El anarquismo realizaba una crítica al sindicalismo, primero por no dirigirse al ser humano en general, sino al trabajador, limitando así los horizontes intelectuales y filosóficos de las ideas; en segundo lugar, consideraba que el sindicalismo no era autosuficiente para resolver todos los problemas sociales. Así, el sindicalismo era solo un medio entre otros para lograr una sociedad nueva, ya que eran necesarias otras organizaciones libres de las actividades económicas, como las políticas o toda formulación libre en general. No obstante, a pesar de esta crítica, en aquellos tiempos se confunden el movimiento obrero libertario con las palabras sindicato y sindicalismo. En 1907, nace Solidaridad Obrera, federación local de las sociedades obreras de Barcelona, con la aspiración de emancipar a la clase trabajadora del sistema capitalista. Sus formulaciones son muy genéricas, pero recogen en gran medida el espíritu de la Primera Internacional. En el periódico homónimo de aquella organización participarán grandes personalidades del anarquismo español como Anselmo Lorenzo, Ricardo Mella, José Prat o Antonio Loredo. No tardaría en extenderse el ejemplo de Solidaridad Obrera por toda Cataluña y Andalucía, que en líneas generales tiene un espíritu anarquista, a pesar de estar abierta al conjunto de la clase obrera: antiautoritarismo e independencia de los partidos políticos.

martes, 9 de diciembre de 2014

Confluencia entre anarquistas, republicanos y librepensadores

Hemos insistido, en entradas anteriores, que existe una confluencia en el siglo XIX en España entre anarquistas, republicanos y librepensadores. Queremos repetirlo, para tratar de poner las cosas en su sitio y presentar las ideas libertarias decimonónicas como la fuerza más progresista y modernizadora del momento.

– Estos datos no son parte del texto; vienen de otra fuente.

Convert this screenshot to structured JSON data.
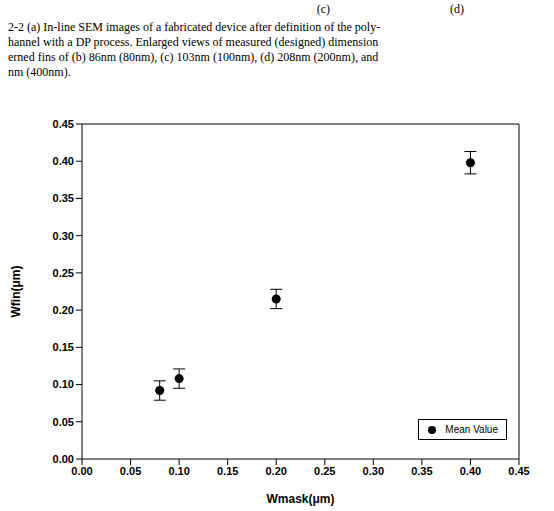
{
  "chart_data": {
    "type": "scatter",
    "panel_labels": [
      "(c)",
      "(d)"
    ],
    "annotations": [
      "2-2 (a) In-line SEM images of a fabricated device after definition of the poly-",
      "hannel with a DP process. Enlarged views of measured (designed) dimension",
      "erned fins of (b) 86nm (80nm), (c) 103nm (100nm), (d) 208nm (200nm), and",
      "nm (400nm)."
    ],
    "x_label": "Wmask(μm)",
    "y_label": "Wfin(μm)",
    "x": [
      0.08,
      0.1,
      0.2,
      0.4
    ],
    "series": [
      {
        "name": "Mean Value",
        "color": "#000000",
        "marker": "circle",
        "values": [
          0.092,
          0.108,
          0.215,
          0.398
        ],
        "error": [
          0.013,
          0.013,
          0.013,
          0.015
        ]
      }
    ],
    "xlim": [
      0,
      0.45
    ],
    "ylim": [
      0,
      0.45
    ],
    "xticks": [
      {
        "value": 0,
        "label": "0.00"
      },
      {
        "value": 0.05,
        "label": "0.05"
      },
      {
        "value": 0.1,
        "label": "0.10"
      },
      {
        "value": 0.15,
        "label": "0.15"
      },
      {
        "value": 0.2,
        "label": "0.20"
      },
      {
        "value": 0.25,
        "label": "0.25"
      },
      {
        "value": 0.3,
        "label": "0.30"
      },
      {
        "value": 0.35,
        "label": "0.35"
      },
      {
        "value": 0.4,
        "label": "0.40"
      },
      {
        "value": 0.45,
        "label": "0.45"
      }
    ],
    "yticks": [
      {
        "value": 0,
        "label": "0.00"
      },
      {
        "value": 0.05,
        "label": "0.05"
      },
      {
        "value": 0.1,
        "label": "0.10"
      },
      {
        "value": 0.15,
        "label": "0.15"
      },
      {
        "value": 0.2,
        "label": "0.20"
      },
      {
        "value": 0.25,
        "label": "0.25"
      },
      {
        "value": 0.3,
        "label": "0.30"
      },
      {
        "value": 0.35,
        "label": "0.35"
      },
      {
        "value": 0.4,
        "label": "0.40"
      },
      {
        "value": 0.45,
        "label": "0.45"
      }
    ],
    "legend": "lower right",
    "grid": false
  }
}
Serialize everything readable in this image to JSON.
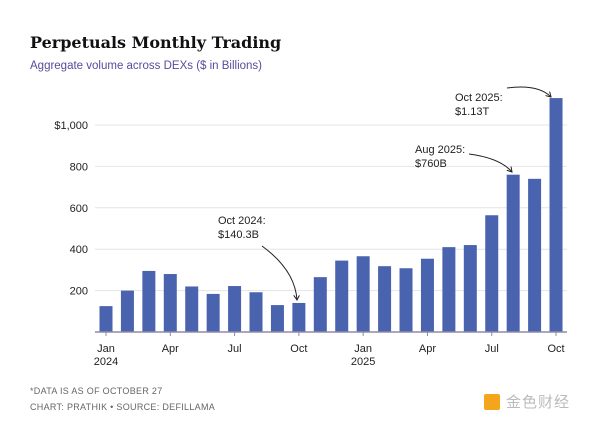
{
  "chart_data": {
    "type": "bar",
    "title": "Perpetuals Monthly Trading",
    "subtitle": "Aggregate volume across DEXs ($ in Billions)",
    "xlabel": "",
    "ylabel": "",
    "ylim": [
      0,
      1130
    ],
    "yticks": [
      200,
      400,
      600,
      800,
      1000
    ],
    "ytick_labels": [
      "200",
      "400",
      "600",
      "800",
      "$1,000"
    ],
    "grid": true,
    "categories": [
      "Jan 2024",
      "Feb 2024",
      "Mar 2024",
      "Apr 2024",
      "May 2024",
      "Jun 2024",
      "Jul 2024",
      "Aug 2024",
      "Sep 2024",
      "Oct 2024",
      "Nov 2024",
      "Dec 2024",
      "Jan 2025",
      "Feb 2025",
      "Mar 2025",
      "Apr 2025",
      "May 2025",
      "Jun 2025",
      "Jul 2025",
      "Aug 2025",
      "Sep 2025",
      "Oct 2025"
    ],
    "values": [
      125,
      200,
      295,
      280,
      220,
      184,
      222,
      192,
      130,
      140.3,
      265,
      345,
      366,
      318,
      308,
      354,
      410,
      420,
      564,
      760,
      740,
      1130
    ],
    "xtick_labels": [
      {
        "index": 0,
        "label": "Jan",
        "sub": "2024"
      },
      {
        "index": 3,
        "label": "Apr"
      },
      {
        "index": 6,
        "label": "Jul"
      },
      {
        "index": 9,
        "label": "Oct"
      },
      {
        "index": 12,
        "label": "Jan",
        "sub": "2025"
      },
      {
        "index": 15,
        "label": "Apr"
      },
      {
        "index": 18,
        "label": "Jul"
      },
      {
        "index": 21,
        "label": "Oct"
      }
    ],
    "annotations": [
      {
        "index": 9,
        "line1": "Oct 2024:",
        "line2": "$140.3B"
      },
      {
        "index": 19,
        "line1": "Aug 2025:",
        "line2": "$760B"
      },
      {
        "index": 21,
        "line1": "Oct 2025:",
        "line2": "$1.13T"
      }
    ],
    "bar_color": "#4a63ae"
  },
  "footer": {
    "note": "*DATA IS AS OF OCTOBER 27",
    "credit": "CHART: PRATHIK • SOURCE: DEFILLAMA"
  },
  "watermark": "金色财经"
}
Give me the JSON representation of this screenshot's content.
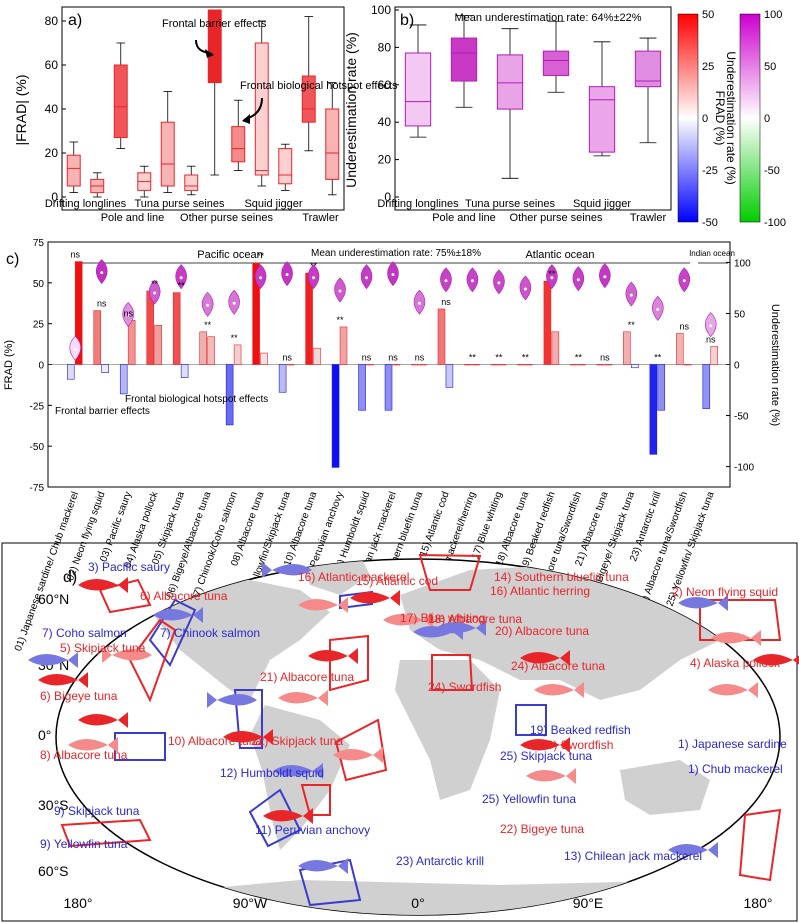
{
  "chart_data": [
    {
      "panel": "a)",
      "type": "box",
      "ylabel": "|FRAD| (%)",
      "ylim": [
        0,
        85
      ],
      "yticks": [
        0,
        20,
        40,
        60,
        80
      ],
      "groups": [
        "Drifting longlines",
        "Pole and line",
        "Tuna purse seines",
        "Other purse seines",
        "Squid jigger",
        "Trawler"
      ],
      "boxes": [
        {
          "group": "Drifting longlines",
          "min": 2,
          "q1": 5,
          "median": 13,
          "q3": 19,
          "max": 25,
          "fill": "#f8b4b4"
        },
        {
          "group": "Drifting longlines",
          "min": 0,
          "q1": 2,
          "median": 5,
          "q3": 8,
          "max": 11,
          "fill": "#f8b4b4"
        },
        {
          "group": "Pole and line",
          "min": 22,
          "q1": 27,
          "median": 41,
          "q3": 60,
          "max": 70,
          "fill": "#f0555a"
        },
        {
          "group": "Pole and line",
          "min": 0,
          "q1": 3,
          "median": 7,
          "q3": 11,
          "max": 14,
          "fill": "#fbd0d0"
        },
        {
          "group": "Tuna purse seines",
          "min": 2,
          "q1": 5,
          "median": 15,
          "q3": 34,
          "max": 48,
          "fill": "#f8b4b4"
        },
        {
          "group": "Tuna purse seines",
          "min": 1,
          "q1": 3,
          "median": 5,
          "q3": 10,
          "max": 14,
          "fill": "#fbd0d0"
        },
        {
          "group": "Other purse seines",
          "min": 10,
          "q1": 52,
          "median": 70,
          "q3": 85,
          "max": 85,
          "fill": "#e8262a"
        },
        {
          "group": "Other purse seines",
          "min": 12,
          "q1": 16,
          "median": 22,
          "q3": 32,
          "max": 44,
          "fill": "#f58a8a"
        },
        {
          "group": "Squid jigger",
          "min": 5,
          "q1": 10,
          "median": 12,
          "q3": 70,
          "max": 80,
          "fill": "#fbd0d0"
        },
        {
          "group": "Squid jigger",
          "min": 3,
          "q1": 6,
          "median": 10,
          "q3": 22,
          "max": 24,
          "fill": "#fbd0d0"
        },
        {
          "group": "Trawler",
          "min": 21,
          "q1": 34,
          "median": 40,
          "q3": 55,
          "max": 82,
          "fill": "#f0555a"
        },
        {
          "group": "Trawler",
          "min": 1,
          "q1": 8,
          "median": 20,
          "q3": 40,
          "max": 52,
          "fill": "#f8b4b4"
        }
      ],
      "annotations": [
        "Frontal barrier effects",
        "Frontal biological hotspot effects"
      ]
    },
    {
      "panel": "b)",
      "type": "box",
      "title": "Mean underestimation rate: 64%±22%",
      "ylabel": "Underestimation rate (%)",
      "ylim": [
        0,
        100
      ],
      "yticks": [
        0,
        20,
        40,
        60,
        80,
        100
      ],
      "groups": [
        "Drifting longlines",
        "Pole and line",
        "Tuna purse seines",
        "Other purse seines",
        "Squid jigger",
        "Trawler"
      ],
      "boxes": [
        {
          "group": "Drifting longlines",
          "min": 32,
          "q1": 38,
          "median": 51,
          "q3": 77,
          "max": 92,
          "fill": "#f3c8f2"
        },
        {
          "group": "Pole and line",
          "min": 48,
          "q1": 62,
          "median": 77,
          "q3": 85,
          "max": 97,
          "fill": "#c839c6"
        },
        {
          "group": "Tuna purse seines",
          "min": 10,
          "q1": 47,
          "median": 61,
          "q3": 76,
          "max": 90,
          "fill": "#e9a3e7"
        },
        {
          "group": "Other purse seines",
          "min": 56,
          "q1": 65,
          "median": 73,
          "q3": 78,
          "max": 94,
          "fill": "#d660d4"
        },
        {
          "group": "Squid jigger",
          "min": 22,
          "q1": 24,
          "median": 52,
          "q3": 59,
          "max": 83,
          "fill": "#eaa6e8"
        },
        {
          "group": "Trawler",
          "min": 29,
          "q1": 59,
          "median": 62,
          "q3": 78,
          "max": 85,
          "fill": "#e08ce0"
        }
      ]
    },
    {
      "panel": "c)",
      "type": "bar",
      "title": "Mean underestimation rate: 75%±18%",
      "ylabel": "FRAD (%)",
      "y2label": "Underestimation rate (%)",
      "ylim": [
        -75,
        75
      ],
      "yticks": [
        -75,
        -50,
        -25,
        0,
        25,
        50,
        75
      ],
      "y2lim": [
        -120,
        120
      ],
      "y2ticks": [
        -100,
        -50,
        0,
        50,
        100
      ],
      "regions": [
        "Pacific ocean",
        "Atlantic ocean",
        "Indian ocean"
      ],
      "categories": [
        "01) Japanese sardine/ Chub mackerel",
        "02) Neon flying squid",
        "03) Pacific saury",
        "04) Alaska pollock",
        "05) Skipjack tuna",
        "06) Bigeye/Albacore tuna",
        "07) Chinook/Coho salmon",
        "08) Albacore tuna",
        "09) Yellowfin/Skipjack tuna",
        "10) Albacore tuna",
        "11) Peruvian anchovy",
        "12) Humboldt squid",
        "13) Chilean jack mackerel",
        "14) Southern bluefin tuna",
        "15) Atlantic cod",
        "16) Atlantic mackerel/herring",
        "17) Blue whiting",
        "18) Albacore tuna",
        "19) Beaked redfish",
        "20) Albacore tuna/Swordfish",
        "21) Albacore tuna",
        "22) Bigeye/ Skipjack tuna",
        "23) Antarctic krill",
        "24) Albacore tuna/Swordfish",
        "25) Yellowfin/ Skipjack tuna"
      ],
      "series": [
        {
          "values": [
            [
              -9,
              63
            ],
            [
              33,
              -5
            ],
            [
              -18,
              27
            ],
            [
              45,
              24
            ],
            [
              44,
              -8
            ],
            [
              20,
              17
            ],
            [
              -37,
              12
            ],
            [
              62,
              7
            ],
            [
              -17,
              0
            ],
            [
              56,
              10
            ],
            [
              -63,
              23
            ],
            [
              -28,
              0
            ],
            [
              -28,
              0
            ],
            [
              0,
              0
            ],
            [
              34,
              -14
            ],
            [
              0,
              0
            ],
            [
              0,
              0
            ],
            [
              0,
              0
            ],
            [
              51,
              20
            ],
            [
              0,
              0
            ],
            [
              0,
              0
            ],
            [
              20,
              -2
            ],
            [
              -55,
              -28
            ],
            [
              19,
              0
            ],
            [
              -27,
              11
            ]
          ]
        },
        {
          "values": [
            15,
            90,
            48,
            70,
            85,
            58,
            60,
            85,
            88,
            85,
            72,
            85,
            88,
            60,
            82,
            82,
            80,
            74,
            85,
            83,
            86,
            68,
            54,
            82,
            38
          ]
        }
      ],
      "labels": [
        "ns",
        "ns",
        "ns",
        "**",
        "**",
        "**",
        "**",
        "**",
        "ns",
        "**",
        "**",
        "ns",
        "ns",
        "ns",
        "ns",
        "**",
        "**",
        "**",
        "**",
        "**",
        "ns",
        "**",
        "**",
        "ns",
        "ns"
      ],
      "annotations": [
        "Frontal barrier effects",
        "Frontal biological hotspot effects"
      ]
    },
    {
      "panel": "d)",
      "type": "map",
      "x_ticks": [
        "180°",
        "90°W",
        "0°",
        "90°E",
        "180°"
      ],
      "y_ticks": [
        "60°N",
        "30°N",
        "0°",
        "30°S",
        "60°S"
      ],
      "fisheries": [
        {
          "label": "1) Japanese sardine",
          "color": "#3b3bcf"
        },
        {
          "label": "1) Chub mackerel",
          "color": "#3b3bcf"
        },
        {
          "label": "2) Neon flying squid",
          "color": "#e8262a"
        },
        {
          "label": "3) Pacific saury",
          "color": "#3b3bcf"
        },
        {
          "label": "4) Alaska pollock",
          "color": "#e8262a"
        },
        {
          "label": "5) Skipjack tuna",
          "color": "#e8262a"
        },
        {
          "label": "6) Bigeye tuna",
          "color": "#e8262a"
        },
        {
          "label": "6) Albacore tuna",
          "color": "#e8262a"
        },
        {
          "label": "7) Chinook salmon",
          "color": "#3b3bcf"
        },
        {
          "label": "7) Coho salmon",
          "color": "#3b3bcf"
        },
        {
          "label": "8) Albacore tuna",
          "color": "#e8262a"
        },
        {
          "label": "9) Skipjack tuna",
          "color": "#3b3bcf"
        },
        {
          "label": "9) Yellowfin tuna",
          "color": "#3b3bcf"
        },
        {
          "label": "10) Albacore tuna",
          "color": "#e8262a"
        },
        {
          "label": "11) Peruvian anchovy",
          "color": "#3b3bcf"
        },
        {
          "label": "12) Humboldt squid",
          "color": "#3b3bcf"
        },
        {
          "label": "13) Chilean jack mackerel",
          "color": "#3b3bcf"
        },
        {
          "label": "14) Southern bluefin tuna",
          "color": "#e8262a"
        },
        {
          "label": "15) Atlantic cod",
          "color": "#e8262a"
        },
        {
          "label": "16) Atlantic mackerel",
          "color": "#e8262a"
        },
        {
          "label": "16) Atlantic herring",
          "color": "#e8262a"
        },
        {
          "label": "17) Blue whiting",
          "color": "#e8262a"
        },
        {
          "label": "18) Albacore tuna",
          "color": "#e8262a"
        },
        {
          "label": "19) Beaked redfish",
          "color": "#3b3bcf"
        },
        {
          "label": "20) Albacore tuna",
          "color": "#e8262a"
        },
        {
          "label": "20) Swordfish",
          "color": "#e8262a"
        },
        {
          "label": "21) Albacore tuna",
          "color": "#e8262a"
        },
        {
          "label": "22) Skipjack tuna",
          "color": "#e8262a"
        },
        {
          "label": "22) Bigeye tuna",
          "color": "#e8262a"
        },
        {
          "label": "23) Antarctic krill",
          "color": "#3b3bcf"
        },
        {
          "label": "24) Albacore tuna",
          "color": "#e8262a"
        },
        {
          "label": "24) Swordfish",
          "color": "#e8262a"
        },
        {
          "label": "25) Skipjack tuna",
          "color": "#3b3bcf"
        },
        {
          "label": "25) Yellowfin tuna",
          "color": "#3b3bcf"
        }
      ]
    }
  ],
  "colorbars": [
    {
      "label": "FRAD (%)",
      "ticks": [
        "50",
        "25",
        "0",
        "-25",
        "-50"
      ],
      "range": [
        -50,
        50
      ]
    },
    {
      "label": "Underestimation rate (%)",
      "ticks": [
        "100",
        "50",
        "0",
        "-50",
        "-100"
      ],
      "range": [
        -100,
        100
      ]
    }
  ],
  "colors": {
    "positive": "#e8262a",
    "negative": "#1a1ae6",
    "violin": "#b51bb8",
    "underestimation_high": "#cc00cc",
    "underestimation_low": "#00cc00"
  }
}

En aquel momento, los Centros de Estudios Sociales y los Ateneos eran los lugares comunes para esas ideologías avanzadas, espacio adecuado para el debate y el intercambio de ideas. Claudio Venza y Francisco Madrid, en Antología documental del anarquismo español, recuerdan la colaboración intelectual entre republicanismo y anarquismo en publicaciones como Ciencia Social y Germinal. En la literatura, a partir de esta colaboración entre fuerzas progresistas, existirán numerosos escritores, no solo en España, también en todo Europa, que abrazarán las ideas libertarias.
El simbolismo francés es las corriente literaria que más influye en los intelectuales y literatos españoles en aquellos años, en la última década del siglo XIX. Rudolf Rocker, en sus memorias, afirma lo siguiente: "No hay entre los representantes distinguidos de la literatura francesa de aquella época uno solo que no esté inspirado por pensamientos libertarios y no haya intentado llevar a la conciencia de los lectores la crudeza, la hipocresía y la descomposición interna de las instituciones sociales". No obstante, se trata de un anarquismo literario, tal y como lo denominó Azorín, que tal vez no tuvo la suficiente profundidad ideológica, que necesita un movimiento obrero organizado que no tardará en resurgir después de sufrir numerosas persecuciones estatales.

viernes, 5 de diciembre de 2014

La estética anarquista


Continuamos analizando los  orígenes del anarquismo en España, en este caso desde el ámbito de la cultura, considerada desde las ideas libertarias como un instrumento de liberación social e individual.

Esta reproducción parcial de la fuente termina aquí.